Changing the composition of the committee that selects Supreme Court judges, by adding more politicians and giving them the majority in the committee;

Abolishing the right of the Supreme Court to cancel “unreasonable” government decisions;

Requiring a qualified majority of 12 judges of 15 in the Supreme court to disqualify parliamentary legislation that is incompatible with basic laws or fundamental rights;

Introducing an “override clause” which would give the Parliament the right to reinstate legislation with the smallest possible majority (61 out of 120 lawmakers);

Turning the current legal advisors in the ministries from professional officials into politically appointments controlled by the ministers.

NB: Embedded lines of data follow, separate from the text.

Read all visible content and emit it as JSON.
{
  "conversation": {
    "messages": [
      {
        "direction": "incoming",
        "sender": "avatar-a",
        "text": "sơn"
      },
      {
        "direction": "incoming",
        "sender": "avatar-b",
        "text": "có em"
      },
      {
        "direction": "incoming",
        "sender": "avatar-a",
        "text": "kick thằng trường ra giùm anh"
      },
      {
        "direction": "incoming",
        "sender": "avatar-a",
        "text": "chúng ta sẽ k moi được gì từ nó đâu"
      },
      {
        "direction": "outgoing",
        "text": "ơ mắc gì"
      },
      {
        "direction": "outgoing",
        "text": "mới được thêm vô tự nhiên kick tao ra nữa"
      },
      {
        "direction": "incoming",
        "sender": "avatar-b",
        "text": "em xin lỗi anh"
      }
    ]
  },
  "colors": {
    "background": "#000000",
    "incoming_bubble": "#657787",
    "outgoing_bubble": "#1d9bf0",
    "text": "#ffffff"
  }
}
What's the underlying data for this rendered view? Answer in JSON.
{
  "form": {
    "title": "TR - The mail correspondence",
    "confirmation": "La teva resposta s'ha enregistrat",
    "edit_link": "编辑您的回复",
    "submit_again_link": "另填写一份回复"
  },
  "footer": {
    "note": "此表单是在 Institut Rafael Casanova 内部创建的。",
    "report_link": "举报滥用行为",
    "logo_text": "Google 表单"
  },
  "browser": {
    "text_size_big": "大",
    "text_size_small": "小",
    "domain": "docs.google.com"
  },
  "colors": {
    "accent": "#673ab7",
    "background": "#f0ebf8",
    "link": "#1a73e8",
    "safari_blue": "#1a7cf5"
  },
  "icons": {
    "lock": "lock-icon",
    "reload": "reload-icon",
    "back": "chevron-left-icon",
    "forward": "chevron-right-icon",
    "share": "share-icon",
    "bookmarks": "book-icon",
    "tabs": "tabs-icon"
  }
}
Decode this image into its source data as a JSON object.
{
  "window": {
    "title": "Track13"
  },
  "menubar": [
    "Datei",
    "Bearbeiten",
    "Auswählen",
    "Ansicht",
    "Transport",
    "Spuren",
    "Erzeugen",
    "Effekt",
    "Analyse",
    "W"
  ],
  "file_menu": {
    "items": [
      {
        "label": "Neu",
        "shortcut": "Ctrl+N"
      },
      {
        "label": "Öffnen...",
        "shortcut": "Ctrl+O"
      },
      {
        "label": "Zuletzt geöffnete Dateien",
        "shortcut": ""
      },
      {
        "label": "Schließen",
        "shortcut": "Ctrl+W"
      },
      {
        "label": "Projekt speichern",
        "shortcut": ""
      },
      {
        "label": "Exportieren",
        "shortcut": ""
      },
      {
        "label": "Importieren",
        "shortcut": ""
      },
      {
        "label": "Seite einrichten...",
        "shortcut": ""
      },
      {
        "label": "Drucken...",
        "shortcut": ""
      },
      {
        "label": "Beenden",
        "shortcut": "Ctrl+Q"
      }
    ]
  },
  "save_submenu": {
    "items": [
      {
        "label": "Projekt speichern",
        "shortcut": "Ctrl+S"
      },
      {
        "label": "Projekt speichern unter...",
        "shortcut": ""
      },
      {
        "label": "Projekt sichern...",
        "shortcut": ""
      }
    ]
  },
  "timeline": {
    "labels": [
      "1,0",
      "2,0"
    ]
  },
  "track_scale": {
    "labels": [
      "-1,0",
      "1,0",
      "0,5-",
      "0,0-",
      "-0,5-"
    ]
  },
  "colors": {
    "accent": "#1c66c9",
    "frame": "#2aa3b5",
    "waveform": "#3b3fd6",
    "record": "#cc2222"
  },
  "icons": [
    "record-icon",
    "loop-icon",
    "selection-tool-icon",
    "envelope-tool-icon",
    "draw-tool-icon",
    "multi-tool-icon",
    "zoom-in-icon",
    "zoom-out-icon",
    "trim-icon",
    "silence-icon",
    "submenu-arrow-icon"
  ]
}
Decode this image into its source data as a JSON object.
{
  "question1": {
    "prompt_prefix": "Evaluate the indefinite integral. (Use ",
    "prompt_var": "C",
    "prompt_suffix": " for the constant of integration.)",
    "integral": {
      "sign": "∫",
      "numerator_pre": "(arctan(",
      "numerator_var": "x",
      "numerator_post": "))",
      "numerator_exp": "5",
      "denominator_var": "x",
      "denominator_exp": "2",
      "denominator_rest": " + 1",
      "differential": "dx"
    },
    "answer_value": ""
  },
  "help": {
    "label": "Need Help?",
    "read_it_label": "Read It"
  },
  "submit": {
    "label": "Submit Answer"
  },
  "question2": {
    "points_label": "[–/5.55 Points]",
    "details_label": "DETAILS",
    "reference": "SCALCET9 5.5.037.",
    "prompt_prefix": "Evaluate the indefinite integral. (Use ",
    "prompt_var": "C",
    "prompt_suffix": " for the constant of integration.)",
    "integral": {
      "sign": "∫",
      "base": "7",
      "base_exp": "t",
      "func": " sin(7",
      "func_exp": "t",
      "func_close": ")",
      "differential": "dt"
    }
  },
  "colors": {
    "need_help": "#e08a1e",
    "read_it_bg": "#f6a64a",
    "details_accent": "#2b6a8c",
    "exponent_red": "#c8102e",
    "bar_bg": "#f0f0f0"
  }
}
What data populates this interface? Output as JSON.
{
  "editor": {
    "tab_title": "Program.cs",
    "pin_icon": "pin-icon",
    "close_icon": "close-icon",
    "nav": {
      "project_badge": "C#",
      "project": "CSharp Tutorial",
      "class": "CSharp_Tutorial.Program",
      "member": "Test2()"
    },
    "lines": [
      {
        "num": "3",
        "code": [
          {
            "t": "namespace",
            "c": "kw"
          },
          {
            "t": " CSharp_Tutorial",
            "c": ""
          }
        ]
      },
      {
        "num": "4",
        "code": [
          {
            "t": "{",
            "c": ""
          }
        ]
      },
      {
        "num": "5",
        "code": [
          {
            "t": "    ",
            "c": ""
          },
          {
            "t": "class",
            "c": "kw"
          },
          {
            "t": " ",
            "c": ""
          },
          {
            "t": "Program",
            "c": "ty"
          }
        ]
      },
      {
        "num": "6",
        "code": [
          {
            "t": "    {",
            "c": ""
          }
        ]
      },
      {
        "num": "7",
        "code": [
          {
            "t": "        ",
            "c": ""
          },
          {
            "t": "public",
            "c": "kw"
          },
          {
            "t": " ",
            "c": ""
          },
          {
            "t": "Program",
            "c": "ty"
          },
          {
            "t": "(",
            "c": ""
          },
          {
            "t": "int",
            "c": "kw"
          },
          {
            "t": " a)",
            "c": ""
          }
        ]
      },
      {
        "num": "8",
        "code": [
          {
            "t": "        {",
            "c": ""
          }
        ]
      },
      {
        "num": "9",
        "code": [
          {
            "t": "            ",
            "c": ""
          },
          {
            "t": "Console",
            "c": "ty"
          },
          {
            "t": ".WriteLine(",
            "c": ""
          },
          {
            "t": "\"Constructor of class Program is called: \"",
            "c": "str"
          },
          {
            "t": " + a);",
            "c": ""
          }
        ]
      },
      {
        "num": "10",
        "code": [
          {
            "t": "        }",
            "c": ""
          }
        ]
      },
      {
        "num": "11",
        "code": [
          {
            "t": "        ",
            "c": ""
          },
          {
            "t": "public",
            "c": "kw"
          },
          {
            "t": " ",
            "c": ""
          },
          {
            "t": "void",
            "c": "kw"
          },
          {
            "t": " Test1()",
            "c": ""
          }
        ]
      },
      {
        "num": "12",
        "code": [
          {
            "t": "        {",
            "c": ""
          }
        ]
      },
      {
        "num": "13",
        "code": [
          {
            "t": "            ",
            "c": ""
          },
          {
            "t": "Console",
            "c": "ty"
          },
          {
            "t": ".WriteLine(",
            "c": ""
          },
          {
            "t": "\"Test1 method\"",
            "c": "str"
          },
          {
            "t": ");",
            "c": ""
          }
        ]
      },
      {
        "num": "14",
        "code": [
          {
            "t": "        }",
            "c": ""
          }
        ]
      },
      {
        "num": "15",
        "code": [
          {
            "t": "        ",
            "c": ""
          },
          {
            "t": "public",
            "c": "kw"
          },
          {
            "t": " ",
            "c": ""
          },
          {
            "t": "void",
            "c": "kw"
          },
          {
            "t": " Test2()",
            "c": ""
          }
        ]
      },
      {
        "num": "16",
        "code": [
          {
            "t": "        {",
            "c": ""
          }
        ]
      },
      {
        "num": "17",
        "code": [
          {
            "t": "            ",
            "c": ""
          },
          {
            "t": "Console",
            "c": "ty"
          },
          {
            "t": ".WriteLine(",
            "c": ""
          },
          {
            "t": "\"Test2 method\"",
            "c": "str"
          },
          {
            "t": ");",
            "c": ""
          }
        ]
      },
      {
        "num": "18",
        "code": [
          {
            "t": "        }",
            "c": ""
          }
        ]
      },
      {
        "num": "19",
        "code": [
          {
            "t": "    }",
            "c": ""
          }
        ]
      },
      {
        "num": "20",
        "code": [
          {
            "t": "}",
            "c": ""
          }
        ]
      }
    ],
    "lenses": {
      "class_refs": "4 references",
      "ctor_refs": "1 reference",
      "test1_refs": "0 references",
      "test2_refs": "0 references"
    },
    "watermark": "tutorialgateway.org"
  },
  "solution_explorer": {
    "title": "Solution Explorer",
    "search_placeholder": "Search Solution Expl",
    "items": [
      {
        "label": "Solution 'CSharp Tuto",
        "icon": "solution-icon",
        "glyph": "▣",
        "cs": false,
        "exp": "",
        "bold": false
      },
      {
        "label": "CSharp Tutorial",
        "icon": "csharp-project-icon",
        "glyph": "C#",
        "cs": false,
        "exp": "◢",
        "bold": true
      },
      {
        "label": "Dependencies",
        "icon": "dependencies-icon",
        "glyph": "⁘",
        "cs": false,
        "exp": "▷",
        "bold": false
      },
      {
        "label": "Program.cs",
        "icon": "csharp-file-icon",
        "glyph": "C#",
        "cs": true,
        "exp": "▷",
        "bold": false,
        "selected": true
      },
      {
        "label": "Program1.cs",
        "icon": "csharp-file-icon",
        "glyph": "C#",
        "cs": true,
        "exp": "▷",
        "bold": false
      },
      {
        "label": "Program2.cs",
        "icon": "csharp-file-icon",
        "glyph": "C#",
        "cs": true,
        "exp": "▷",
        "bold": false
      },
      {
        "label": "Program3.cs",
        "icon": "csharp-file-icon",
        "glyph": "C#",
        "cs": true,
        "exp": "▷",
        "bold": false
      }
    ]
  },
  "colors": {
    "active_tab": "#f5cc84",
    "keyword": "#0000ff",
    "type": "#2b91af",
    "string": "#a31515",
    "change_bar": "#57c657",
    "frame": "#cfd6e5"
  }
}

Ehud Yaari, a veteran journalist and leading expert on the Israeli – Arab conflict, describes the judicial reform as an attempt to abolish the independence of the courts and subordinate the judiciary under the government. “It will never pass,” he told The Brussels Times at a meeting in Brussels last month. “It has only created tension and divided the country.”

“Prime-Minister Netanyahu has become a lame duck who is blackmailed by the extremist settler lobby and his coalition partners. The government cannot last that long. Hopefully a healing process will start and bring things in Israel back to normal.  In a worst scenario it could develop to civil disobedience and even worse.”